CPT = Current Procedural Terminology; HCPCS = Healthcare Common Procedure Coding System; USC = Uniform System of Classification.

Given the widespread off-label use of bevacizumab for ophthalmic indications, we differentiated its intravitreal use from all other uses. Intravitreal use of bevacizumab was defined as having the HCPCS code J9035 (bevacizumab injection) and the Current Procedural Terminology code 67028 (under vitreous procedures on the posterior segment of the eye) concomitantly billed under the same claim.¹²

OUTCOMES

Outcomes included spending, utilization, and cost per claim. Spending was defined as the sum of total payments (Medicare program payments and beneficiary cost sharing) for all claims for drugs in the study sample. We defined utilization as the total number of claims (more details about our selection of number of claims as measure of utilization in Supplementary Methods^{(999.9KB, pdf)}, available in online article). Cost per claim was calculated by dividing pharmaceutical spending by the number of claims.

Estimates of spending and utilization were expressed per beneficiary-year to account for the shorter observation period for beneficiaries with partial enrollment or who died, as well as to account for changes in Medicare enrollment over time. Estimates of spending were adjusted for inflation using the Consumer Price Index and are expressed in 2016 US dollars.¹³

ANALYSES

We calculated estimates of pharmaceutical spending, utilization, and cost per claim each calendar year in 2008-2016. For each outcome, we calculated relative changes in 2008-2016. We repeated analyses stratifying by drug type (specialty or nonspecialty) and by therapeutic class.
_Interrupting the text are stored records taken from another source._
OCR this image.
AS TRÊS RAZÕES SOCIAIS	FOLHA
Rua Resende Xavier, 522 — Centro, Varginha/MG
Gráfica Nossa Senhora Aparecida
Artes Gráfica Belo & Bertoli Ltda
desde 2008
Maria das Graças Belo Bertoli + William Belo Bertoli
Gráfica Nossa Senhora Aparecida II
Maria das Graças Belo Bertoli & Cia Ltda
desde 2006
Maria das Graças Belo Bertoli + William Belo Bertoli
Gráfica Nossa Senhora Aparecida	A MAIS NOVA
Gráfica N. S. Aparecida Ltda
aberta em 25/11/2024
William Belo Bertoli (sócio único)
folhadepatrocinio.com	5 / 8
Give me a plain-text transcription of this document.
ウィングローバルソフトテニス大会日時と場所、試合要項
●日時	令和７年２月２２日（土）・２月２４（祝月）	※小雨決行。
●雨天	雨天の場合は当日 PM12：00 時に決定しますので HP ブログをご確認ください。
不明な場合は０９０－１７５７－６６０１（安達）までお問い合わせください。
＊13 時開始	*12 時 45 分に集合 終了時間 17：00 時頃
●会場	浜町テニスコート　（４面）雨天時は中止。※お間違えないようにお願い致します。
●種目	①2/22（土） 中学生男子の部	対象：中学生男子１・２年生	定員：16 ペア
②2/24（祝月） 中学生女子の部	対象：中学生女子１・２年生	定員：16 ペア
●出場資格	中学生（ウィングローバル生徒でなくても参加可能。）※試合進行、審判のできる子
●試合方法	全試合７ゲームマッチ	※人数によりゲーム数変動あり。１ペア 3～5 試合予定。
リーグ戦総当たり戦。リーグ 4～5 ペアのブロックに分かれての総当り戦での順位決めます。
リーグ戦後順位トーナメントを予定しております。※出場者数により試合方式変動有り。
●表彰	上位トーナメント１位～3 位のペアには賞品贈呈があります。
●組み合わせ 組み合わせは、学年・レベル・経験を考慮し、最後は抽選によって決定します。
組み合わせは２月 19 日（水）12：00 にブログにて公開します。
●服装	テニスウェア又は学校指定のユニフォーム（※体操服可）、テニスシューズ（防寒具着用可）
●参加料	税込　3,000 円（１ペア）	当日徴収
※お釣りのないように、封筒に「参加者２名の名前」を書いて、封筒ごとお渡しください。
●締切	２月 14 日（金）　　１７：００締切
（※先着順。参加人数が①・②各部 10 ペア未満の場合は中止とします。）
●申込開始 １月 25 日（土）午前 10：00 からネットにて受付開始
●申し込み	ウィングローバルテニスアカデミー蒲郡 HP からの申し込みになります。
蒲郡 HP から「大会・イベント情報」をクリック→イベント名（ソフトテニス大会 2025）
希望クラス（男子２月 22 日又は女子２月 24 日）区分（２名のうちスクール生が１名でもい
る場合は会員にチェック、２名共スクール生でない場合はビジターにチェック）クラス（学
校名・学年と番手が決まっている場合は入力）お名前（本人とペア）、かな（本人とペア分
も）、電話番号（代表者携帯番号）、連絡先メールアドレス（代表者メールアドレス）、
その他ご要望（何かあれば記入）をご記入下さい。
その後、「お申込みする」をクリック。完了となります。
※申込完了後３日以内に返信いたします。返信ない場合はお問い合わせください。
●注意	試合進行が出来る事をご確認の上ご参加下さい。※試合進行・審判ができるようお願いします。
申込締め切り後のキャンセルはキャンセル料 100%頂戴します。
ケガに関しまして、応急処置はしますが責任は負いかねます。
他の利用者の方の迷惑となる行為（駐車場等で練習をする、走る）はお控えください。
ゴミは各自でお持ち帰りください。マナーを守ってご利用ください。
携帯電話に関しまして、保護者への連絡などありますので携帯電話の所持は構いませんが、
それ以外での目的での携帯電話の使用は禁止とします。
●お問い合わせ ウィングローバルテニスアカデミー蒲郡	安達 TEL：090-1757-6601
We further estimated the relative contribution of each subgroup toward the overall 2008-2016 change in spending and utilization. Additionally, we calculated the relative contribution of each drug type and therapeutic class toward total Medicare Part B spending and utilization each year in 2008-2016. Finally, for each therapeutic class, we calculated the relative 2008-2016 changes in spending, utilization, and cost per claim for the top 5 drugs with the largest spending in 2016. These product-level results allow us to discern what factors drive aggregated trends within the category for each therapeutic class.

SENSITIVITY ANALYSES

We repeated our analyses stratified by drug type, changing our specialty code definition. In these analyses, all HCPCS codes that included at least 1 NDC number for a specialty medication were classified as specialty and the rest as nonspecialty. All analyses were conducted at the HCPCS code level. This study was approved as exempt by the University of Pittsburgh Institutional Review Board because deidentified data was used. We conducted all analyses using statistical software SAS version 9.4 (SAS Institute).

Results

CHANGES IN OVERALL PHARMACEUTICAL SPENDING, UTILIZATION, AND COST PER CLAIM

Pharmaceutical spending per beneficiary-year in Medicare Part B increased from $213 in 2008 to $287 in 2016, representing a 34% increase over this 9-year study period (Table 1 and Figure 1). This increase was driven by a 53% increase in the cost per claim, which rose from $272 in 2008 to $416 in 2016. Over the study period, utilization decreased by 12%, from 0.78 claims per beneficiary-year in 2008 to 0.69 in 2016.

Overall Trends in Pharmaceutical Spending, Utilization, and Claim Cost in Medicare Part B, 2008-2016

CHANGES IN PHARMACEUTICAL SPENDING, UTILIZATION, AND COST PER CLAIM BY DRUG TYPE

Spending per beneficiary-year on specialty drugs increased by 56%, from $161 in 2008 to $251 in 2016 (Table 1 and Figure 2). This increase was due to a 48% increase in the cost per claim of specialty drugs, which rose from $1,007 in 2008 to $1,487 in 2016, and a 6% increase in utilization, from 0.16 claims per beneficiary-year in 2008 to 0.17 in 2016.

Trends in Medicare Part B Pharmaceutical Spending, Utilization, and Claim Cost for Specialty Drugs, 2008-2016

Spending per beneficiary-year on nonspecialty drugs decreased by 32%, from $52 in 2008 to $36 in 2016 (Table 1 and Figure 3). This was driven by a 17% reduction in utilization, which decreased from 0.63 claims per beneficiary-year in 2008 to 0.52 in 2016, and a 18% reduction in the cost per claim, which decreased from $84 in 2008 to $68 in 2016.

Trends in Medicare Part B Pharmaceutical Spending, Utilization, and Claim Cost for Nonspecialty Drugs, 2008-2016

The relative contribution of specialty drugs toward overall pharmaceutical spending in Medicare Part B increased from 75% in 2008 to 88% in 2016 (Supplementary Figure 1^{(999.9KB, pdf)}, available in online article), while the contribution of nonspecialty drugs decreased from 25% to 12%. Similarly, the relative contribution of specialty drugs toward overall Medicare Part B utilization increased from 20% in 2008 to 25% in 2016 (Supplementary Figure 2^{(999.9KB, pdf)}, available in online article), while the contribution of nonspecialty drugs decreased from 80% to 75%.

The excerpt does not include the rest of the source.